How is home security camera footage stored

Video surveillance by private persons

1. The data may only be used for the protection of people and property, not for other purposes (purpose limitation principle).

Example:

A retail store may not use security footage for marketing purposes.

2. The responsible person must use appropriate technical and organizational measures to protect the video images from any unauthorized editing (data security).

Examples:

The stored data must be kept in a secure, locked room to which only authorized persons have the key.

If images are transmitted from the camera to the storage location by radio, the radio signal must be encrypted or other suitable measures must be taken to ensure that unauthorized persons cannot intercept the signal and view the images uncoded.

3. The number of people who have access to the video images (live or stored) must be kept as low as possible (data security and proportionality).

Examples:

In a discotheque, only those responsible for security are allowed to have access to video data. The bar staff, on the other hand, are not to be granted access.

The screens of a video surveillance system must be set up in such a way that only authorized personnel have access. Publicly accessible screens are not permitted.

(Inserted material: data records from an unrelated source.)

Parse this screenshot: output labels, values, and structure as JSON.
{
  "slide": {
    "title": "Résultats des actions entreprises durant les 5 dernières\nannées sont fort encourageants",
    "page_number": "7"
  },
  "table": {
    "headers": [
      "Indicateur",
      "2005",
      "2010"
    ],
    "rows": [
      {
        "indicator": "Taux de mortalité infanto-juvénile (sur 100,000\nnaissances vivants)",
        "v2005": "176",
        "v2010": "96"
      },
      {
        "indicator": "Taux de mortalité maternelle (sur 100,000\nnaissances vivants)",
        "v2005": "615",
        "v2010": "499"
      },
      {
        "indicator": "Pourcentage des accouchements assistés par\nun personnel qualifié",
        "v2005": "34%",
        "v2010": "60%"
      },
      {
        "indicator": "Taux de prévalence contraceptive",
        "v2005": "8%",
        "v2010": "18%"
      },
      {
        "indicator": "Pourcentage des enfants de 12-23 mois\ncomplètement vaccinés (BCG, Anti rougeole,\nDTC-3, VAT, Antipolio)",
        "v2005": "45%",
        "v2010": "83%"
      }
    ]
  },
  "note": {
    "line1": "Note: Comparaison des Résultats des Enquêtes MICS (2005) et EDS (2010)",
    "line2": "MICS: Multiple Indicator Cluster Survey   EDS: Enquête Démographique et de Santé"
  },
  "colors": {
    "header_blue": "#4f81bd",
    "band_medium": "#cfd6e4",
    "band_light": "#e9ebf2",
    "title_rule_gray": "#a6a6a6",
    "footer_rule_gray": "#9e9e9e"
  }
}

In addition, a distinction must be made as to whether the purpose pursued with the video surveillance requires live surveillance or whether it is sufficient if stored video data are evaluated in the event of an incident. If an evaluation is sufficient in the event of an incident, the images may not be viewed without a corresponding reason.

Example:

The video images of a parking garage recorded to prevent and punish property damage may only be viewed in the event of property damage. If no such has taken place, the stored images must be deleted unseen within a reasonable period of time (see section 5 below).

4. The recorded personal data may not be disclosed, unless the images are handed over to the law enforcement authorities for reporting the complaint, or in the cases provided or permitted by law, e. B. in the case of a request from a judge (earmarking principle).

Examples:

The retail business may neither pass on nor sell the pictures taken to third parties.

The images from a surveillance camera may not be displayed on the Internet.

5. The video recordings must be deleted as quickly as possible. Property damage or personal injuries are usually detected immediately or within a few hours. A period of 24 hours appears to be sufficient in view of the purpose pursued, provided no significant events are discovered within this period.

If there are objective and important reasons for a longer retention period, this can be extended appropriately. In addition, the deadline for video surveillance in private rooms that are not publicly accessible can be longer (principle of proportionality).

Example:

In the event of a holiday absence, recordings can exceptionally be kept longer, but must be deleted as soon as possible after the person responsible has returned.

The longer the images are kept, the higher the data security requirements. If the retention period is to be extended, this must be taken into account through the additional use of data protection-friendly technologies (e.g. scrambling) and through the encryption of the stored image data.

6. Those responsible for video surveillance must provide all persons who enter the recording area with information on the video images that affect them on request. You can find further information here.